Author: Mickie B. Ashling
Publisher: Dreamspinner Press
Pages/Word Count: 320 Pages
At a Glance: The hope that endures through the pages is the absolute best reason to pick this story up and delve into the world Mickie B. Ashling has created.
Reviewed By: Janet
Blurb: Lil Lampert’s forty-fifth birthday turns the effervescent architect into a brooding mess, and his partner, Grier Dilorio, takes him to Italy to help him regain his zest for life. The timing is bad—almost-fifteen-year-old Luca has just started high school, and his mother and stepfather are also traveling. Luca is left in the care of Chicago Bear, Clark Stevens, and his partner, Dr. Jody Williams.
Growing up with two dads and two gay uncles has given Luca a unique perspective on gender roles, but not all the answers. He’s had a secret crush on his straight best friend, Chip, for years. Suddenly, Luca finds himself attracted to Chyna, Chip’s twin sister. Now he’s wondering if this means he’s bisexual.
Born with a sexual development disorder, Chyna should have been raised as a male, but due to an epic parenting fail, is being raised as female. Hiding the truth becomes more difficult when Chyna hits puberty, and crushing over Luca adds another element to Chyna’s struggle to fit in.
Is Luca’s moral compass strong enough to guide him successfully through this period of discovery or will he succumb to peer pressure and shatter Chyna’s dreams for happiness?
Review: Wow! This was an intense book to read. I had read all of the previous books in the series, and had concerns about a book with a teenaged MC, what with the backdrop this series is based on. I really shouldn’t have worried, though. There was no squick about Luca at all. The teenage angst was appropriate to his age, and more importantly, was felt to be realistic and protective at the same time.
Jody and Clark, and Greer and Lil, were both further explored. Their relationships grew, and the effects of time on those relationships were exposed and defined to allow Luca to grow up to be the teenager he is in the story.

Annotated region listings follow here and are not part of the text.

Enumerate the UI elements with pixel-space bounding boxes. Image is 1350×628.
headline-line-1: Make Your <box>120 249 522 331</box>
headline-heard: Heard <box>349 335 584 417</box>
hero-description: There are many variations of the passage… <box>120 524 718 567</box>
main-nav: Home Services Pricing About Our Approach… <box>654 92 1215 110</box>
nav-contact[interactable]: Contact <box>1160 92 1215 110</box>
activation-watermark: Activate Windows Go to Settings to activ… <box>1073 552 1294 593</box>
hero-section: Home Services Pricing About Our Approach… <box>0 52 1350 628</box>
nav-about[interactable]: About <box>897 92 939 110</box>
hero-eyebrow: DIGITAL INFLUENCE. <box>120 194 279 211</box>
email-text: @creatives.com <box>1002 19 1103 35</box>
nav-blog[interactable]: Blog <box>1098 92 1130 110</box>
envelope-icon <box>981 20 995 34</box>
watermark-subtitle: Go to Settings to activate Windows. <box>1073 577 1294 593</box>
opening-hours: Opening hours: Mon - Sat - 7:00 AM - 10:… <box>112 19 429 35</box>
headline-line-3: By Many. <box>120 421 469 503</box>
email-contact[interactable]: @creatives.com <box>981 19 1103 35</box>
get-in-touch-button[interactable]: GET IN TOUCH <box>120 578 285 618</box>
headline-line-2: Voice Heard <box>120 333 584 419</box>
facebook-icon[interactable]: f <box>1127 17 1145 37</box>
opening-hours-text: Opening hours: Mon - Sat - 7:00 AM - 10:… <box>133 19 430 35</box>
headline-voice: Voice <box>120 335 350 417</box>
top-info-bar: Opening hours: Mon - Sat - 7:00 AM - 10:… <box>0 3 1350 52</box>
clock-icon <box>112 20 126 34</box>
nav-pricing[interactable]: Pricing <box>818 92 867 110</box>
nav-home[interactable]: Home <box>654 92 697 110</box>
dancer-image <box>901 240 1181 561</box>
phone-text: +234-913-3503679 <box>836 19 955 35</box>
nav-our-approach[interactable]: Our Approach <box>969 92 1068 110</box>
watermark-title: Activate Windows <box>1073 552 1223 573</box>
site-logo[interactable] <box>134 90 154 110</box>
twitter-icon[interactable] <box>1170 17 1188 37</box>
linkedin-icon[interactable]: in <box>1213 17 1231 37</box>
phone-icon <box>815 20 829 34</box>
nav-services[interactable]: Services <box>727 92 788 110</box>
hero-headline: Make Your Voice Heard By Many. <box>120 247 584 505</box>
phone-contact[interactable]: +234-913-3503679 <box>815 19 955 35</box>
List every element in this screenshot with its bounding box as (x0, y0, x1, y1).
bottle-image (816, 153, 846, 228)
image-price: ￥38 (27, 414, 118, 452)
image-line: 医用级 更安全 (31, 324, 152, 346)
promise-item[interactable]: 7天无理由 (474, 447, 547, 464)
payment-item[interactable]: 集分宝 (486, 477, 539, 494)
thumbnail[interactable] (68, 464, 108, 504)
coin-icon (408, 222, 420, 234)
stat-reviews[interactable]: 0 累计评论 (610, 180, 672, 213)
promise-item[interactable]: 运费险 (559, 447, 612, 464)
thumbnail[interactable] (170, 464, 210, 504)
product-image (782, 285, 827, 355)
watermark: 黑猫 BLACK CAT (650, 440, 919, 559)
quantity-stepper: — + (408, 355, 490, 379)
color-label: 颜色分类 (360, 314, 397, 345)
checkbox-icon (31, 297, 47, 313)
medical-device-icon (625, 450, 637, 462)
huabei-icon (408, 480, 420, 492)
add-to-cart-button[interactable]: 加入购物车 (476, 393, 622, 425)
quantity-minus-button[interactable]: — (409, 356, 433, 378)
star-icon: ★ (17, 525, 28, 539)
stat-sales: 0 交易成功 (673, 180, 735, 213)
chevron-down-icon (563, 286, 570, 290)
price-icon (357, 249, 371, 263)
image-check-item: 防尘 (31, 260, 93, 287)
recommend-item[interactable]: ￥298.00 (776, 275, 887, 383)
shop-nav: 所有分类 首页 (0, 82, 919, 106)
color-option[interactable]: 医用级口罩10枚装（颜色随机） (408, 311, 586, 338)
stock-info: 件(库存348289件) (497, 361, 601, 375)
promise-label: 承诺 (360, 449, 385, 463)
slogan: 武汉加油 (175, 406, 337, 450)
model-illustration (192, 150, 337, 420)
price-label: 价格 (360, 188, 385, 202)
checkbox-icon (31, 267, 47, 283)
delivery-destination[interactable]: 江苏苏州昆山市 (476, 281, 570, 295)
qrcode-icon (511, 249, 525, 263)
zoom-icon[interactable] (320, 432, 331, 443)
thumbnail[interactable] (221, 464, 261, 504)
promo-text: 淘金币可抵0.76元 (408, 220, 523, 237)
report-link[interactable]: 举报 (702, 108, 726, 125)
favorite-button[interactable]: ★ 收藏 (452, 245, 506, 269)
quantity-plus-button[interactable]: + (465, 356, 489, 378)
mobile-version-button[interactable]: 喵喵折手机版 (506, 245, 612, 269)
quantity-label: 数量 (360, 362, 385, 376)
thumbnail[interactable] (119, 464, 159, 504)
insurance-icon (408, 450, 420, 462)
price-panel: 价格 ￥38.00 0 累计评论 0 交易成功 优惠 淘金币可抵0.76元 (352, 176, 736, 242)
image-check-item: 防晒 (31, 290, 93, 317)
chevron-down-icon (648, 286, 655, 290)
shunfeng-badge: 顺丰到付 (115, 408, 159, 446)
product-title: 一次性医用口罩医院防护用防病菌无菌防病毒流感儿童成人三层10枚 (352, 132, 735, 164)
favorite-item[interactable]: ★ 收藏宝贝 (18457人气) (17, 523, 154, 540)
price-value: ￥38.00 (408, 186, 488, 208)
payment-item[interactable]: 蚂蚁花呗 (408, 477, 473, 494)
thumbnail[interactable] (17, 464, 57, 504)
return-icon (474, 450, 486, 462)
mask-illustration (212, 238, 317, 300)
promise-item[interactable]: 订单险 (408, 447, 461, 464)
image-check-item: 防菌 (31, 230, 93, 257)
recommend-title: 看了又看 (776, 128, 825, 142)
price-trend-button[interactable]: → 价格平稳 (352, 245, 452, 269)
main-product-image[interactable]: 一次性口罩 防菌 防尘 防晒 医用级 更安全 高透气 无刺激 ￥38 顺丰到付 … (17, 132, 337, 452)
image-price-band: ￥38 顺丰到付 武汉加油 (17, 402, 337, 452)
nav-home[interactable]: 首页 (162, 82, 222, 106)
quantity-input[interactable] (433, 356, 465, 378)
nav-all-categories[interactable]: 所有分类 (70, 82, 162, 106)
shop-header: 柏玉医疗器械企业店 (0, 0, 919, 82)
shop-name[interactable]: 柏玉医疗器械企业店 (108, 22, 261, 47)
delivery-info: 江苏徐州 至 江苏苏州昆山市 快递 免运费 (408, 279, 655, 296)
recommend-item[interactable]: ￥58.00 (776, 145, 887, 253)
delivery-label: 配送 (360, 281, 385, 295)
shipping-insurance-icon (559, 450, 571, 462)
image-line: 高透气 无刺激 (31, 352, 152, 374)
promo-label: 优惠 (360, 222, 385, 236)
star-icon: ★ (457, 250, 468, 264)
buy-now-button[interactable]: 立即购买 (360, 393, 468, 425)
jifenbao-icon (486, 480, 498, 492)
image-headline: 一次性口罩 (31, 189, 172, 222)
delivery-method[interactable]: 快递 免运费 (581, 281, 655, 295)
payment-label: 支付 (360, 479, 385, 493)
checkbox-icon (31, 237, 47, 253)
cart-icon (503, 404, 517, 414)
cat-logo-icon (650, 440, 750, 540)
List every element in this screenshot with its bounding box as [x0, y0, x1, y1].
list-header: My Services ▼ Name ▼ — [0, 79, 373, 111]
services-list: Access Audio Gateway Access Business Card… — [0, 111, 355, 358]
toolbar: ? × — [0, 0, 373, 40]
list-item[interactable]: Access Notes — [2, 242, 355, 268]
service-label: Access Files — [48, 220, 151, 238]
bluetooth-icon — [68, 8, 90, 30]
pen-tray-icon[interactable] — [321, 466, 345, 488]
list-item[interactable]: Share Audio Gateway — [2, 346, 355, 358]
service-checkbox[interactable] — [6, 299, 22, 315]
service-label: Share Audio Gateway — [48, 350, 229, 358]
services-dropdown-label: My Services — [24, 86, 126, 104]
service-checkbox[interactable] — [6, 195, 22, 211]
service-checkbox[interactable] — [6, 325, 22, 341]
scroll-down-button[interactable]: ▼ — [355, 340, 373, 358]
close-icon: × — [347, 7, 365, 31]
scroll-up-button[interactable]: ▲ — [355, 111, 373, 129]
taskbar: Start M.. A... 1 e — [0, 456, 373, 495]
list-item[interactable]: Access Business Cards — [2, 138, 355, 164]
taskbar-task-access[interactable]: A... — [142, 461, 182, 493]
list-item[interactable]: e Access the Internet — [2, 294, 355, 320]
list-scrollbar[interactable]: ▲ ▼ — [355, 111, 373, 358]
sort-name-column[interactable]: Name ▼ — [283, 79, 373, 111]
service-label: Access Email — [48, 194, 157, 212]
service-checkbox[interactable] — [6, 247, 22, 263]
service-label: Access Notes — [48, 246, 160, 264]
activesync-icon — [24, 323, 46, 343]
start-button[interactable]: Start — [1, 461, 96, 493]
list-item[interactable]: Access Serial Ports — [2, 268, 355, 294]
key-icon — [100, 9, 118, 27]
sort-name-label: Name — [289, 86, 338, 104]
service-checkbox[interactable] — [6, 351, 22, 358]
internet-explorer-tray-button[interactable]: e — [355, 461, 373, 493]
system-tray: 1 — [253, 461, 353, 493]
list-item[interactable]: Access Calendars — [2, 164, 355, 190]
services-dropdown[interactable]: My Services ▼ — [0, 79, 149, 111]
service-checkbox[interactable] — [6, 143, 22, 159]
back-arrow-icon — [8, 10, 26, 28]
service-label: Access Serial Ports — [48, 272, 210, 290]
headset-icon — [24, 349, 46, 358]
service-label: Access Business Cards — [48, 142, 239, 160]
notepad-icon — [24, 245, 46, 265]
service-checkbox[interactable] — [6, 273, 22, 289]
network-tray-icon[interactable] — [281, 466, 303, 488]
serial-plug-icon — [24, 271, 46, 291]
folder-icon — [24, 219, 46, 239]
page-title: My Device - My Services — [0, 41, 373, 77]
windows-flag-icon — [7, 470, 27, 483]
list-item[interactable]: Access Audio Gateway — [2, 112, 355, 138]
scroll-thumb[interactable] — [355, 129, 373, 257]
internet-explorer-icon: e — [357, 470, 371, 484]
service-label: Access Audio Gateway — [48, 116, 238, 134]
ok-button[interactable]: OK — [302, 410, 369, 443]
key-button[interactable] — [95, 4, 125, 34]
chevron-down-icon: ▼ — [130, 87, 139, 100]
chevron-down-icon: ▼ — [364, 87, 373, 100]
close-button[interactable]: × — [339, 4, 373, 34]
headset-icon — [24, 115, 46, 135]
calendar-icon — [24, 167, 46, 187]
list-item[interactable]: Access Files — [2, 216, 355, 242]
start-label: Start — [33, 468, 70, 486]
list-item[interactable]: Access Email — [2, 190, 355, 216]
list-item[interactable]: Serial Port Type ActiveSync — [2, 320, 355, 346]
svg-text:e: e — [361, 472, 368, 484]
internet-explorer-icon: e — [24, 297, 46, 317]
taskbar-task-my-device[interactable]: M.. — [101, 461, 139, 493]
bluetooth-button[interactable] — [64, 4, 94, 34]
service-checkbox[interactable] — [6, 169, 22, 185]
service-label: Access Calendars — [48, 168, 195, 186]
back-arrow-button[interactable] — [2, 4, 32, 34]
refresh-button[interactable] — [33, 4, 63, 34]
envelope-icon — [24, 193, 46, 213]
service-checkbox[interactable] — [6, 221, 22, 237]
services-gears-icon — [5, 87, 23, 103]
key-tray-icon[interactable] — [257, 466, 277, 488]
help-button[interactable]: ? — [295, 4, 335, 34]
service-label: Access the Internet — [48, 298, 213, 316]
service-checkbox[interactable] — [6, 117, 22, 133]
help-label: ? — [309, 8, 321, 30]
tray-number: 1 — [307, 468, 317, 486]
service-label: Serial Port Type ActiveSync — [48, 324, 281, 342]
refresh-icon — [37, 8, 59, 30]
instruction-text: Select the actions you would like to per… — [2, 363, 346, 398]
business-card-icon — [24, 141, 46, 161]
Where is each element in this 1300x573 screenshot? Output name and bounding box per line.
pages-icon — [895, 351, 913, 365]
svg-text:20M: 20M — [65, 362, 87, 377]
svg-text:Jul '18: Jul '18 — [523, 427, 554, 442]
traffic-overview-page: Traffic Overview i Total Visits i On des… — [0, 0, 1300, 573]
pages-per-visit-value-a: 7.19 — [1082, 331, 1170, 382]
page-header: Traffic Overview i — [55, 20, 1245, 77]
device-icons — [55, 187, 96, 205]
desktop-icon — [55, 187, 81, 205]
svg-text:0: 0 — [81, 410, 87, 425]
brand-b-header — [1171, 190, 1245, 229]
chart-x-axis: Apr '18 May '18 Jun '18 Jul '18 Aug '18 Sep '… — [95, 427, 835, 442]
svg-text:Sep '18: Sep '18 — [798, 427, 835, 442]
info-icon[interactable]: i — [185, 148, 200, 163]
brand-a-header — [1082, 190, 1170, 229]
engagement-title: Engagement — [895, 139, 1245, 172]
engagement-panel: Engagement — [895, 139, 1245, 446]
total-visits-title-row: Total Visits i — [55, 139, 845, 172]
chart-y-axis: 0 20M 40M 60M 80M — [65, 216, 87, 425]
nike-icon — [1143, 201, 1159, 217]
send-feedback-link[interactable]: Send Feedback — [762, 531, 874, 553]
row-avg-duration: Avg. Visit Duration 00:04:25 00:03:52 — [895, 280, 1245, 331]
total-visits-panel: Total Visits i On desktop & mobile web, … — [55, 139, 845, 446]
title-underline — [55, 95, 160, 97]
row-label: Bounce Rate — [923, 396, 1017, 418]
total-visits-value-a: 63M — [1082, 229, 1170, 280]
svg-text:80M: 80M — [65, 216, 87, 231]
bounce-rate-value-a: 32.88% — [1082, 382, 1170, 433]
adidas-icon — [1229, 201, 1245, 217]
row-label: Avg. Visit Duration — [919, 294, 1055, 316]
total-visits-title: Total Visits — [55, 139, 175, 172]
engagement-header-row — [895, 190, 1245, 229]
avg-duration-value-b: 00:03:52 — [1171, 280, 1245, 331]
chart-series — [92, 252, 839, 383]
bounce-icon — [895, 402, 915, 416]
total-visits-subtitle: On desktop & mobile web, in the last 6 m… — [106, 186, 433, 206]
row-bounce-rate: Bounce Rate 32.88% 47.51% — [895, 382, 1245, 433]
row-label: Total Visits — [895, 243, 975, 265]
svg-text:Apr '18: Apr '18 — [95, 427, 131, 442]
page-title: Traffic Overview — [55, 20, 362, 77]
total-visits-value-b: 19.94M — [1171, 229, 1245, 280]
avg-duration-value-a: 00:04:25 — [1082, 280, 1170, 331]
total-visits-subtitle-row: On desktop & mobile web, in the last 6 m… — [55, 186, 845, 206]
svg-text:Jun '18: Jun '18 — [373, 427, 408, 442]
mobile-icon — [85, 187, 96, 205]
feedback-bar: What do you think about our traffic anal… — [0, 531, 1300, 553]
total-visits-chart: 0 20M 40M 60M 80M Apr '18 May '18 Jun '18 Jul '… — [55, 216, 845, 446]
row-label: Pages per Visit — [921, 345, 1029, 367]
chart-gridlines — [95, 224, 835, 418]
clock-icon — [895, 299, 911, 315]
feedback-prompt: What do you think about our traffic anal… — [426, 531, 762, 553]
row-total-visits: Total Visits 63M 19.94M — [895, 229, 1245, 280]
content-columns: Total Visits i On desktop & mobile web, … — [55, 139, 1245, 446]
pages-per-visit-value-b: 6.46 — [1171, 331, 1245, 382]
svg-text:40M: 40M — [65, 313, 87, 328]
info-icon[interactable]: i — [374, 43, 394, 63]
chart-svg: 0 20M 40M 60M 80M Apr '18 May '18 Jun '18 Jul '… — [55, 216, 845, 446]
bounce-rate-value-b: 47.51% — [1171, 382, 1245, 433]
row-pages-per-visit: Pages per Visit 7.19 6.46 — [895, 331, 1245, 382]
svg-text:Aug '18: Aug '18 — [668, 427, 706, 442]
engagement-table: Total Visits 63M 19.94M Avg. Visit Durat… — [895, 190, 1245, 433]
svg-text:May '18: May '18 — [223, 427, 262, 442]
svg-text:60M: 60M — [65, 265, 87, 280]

If it wasn’t for the solid carryover of these very adult relationships, I might define this as a YA novel. The issues discussed: gender identity, bullying, peer pressure and family responsibilities are classic YA topics and are handled in an impressive manner. But…this is not a YA book. We are carried into the story as adults, protecting the young, nurturing their growth and allowing them to blossom safely, with our compassion at the forefront of our awareness as we read.
I have so much respect for this author for freely visiting topics that most would be wary of. I am a curious reader, and I love learning new things about people and places, and at no time when reading one of her books do I ever not learn something. Kinks and fetishes are a delight to learn about in the privacy of my own home, but the difficult topics she covers, like bullying and self-identity, are also explored, and these are emotionally felt by the reader as we are so immersed in her books that the events almost seem to happen to us. I would not say that Chyna Doll is an easy book to read, but it is now one of my favorites. The ability to force her readers to see things from multiple sides, and learn about new things in a balanced way, is a pretty awesome talent. It speaks to amazing research and world building, as well as character development which invests us in her work. We want the resolutions to work, and the characters to be happy, but we also want hope for the future, and she always delivers.
I would love to have parts of this book be compulsory for high school English classes, or maybe social studies, if that is still in the high school curriculum, but either way this is a book that should be read; for knowledge and awareness and personal growth. It is not a casual story to be enjoyed on a whim, but is an engrossing tale that will sustain you in ways I can’t describe. It manages to draw on so many emotions; it’s sexy, it has some great dialogue that’s funny and full of wit, it has moments that are disgusting for the portrayal of bullying at their worst and made me angry at parental powers that had been abused. And yet, the story still ended with hope. There are so many reasons to read this book, but I think the hope that endures through the pages is the absolute best reason to pick this story up and delve into the world Mickie B. Ashling has created.
Do yourself a favor and check out the first three books first, though: Horizons, Taste, and Daddio, to see the series journey so far and then tease your senses even more with Chyna Doll.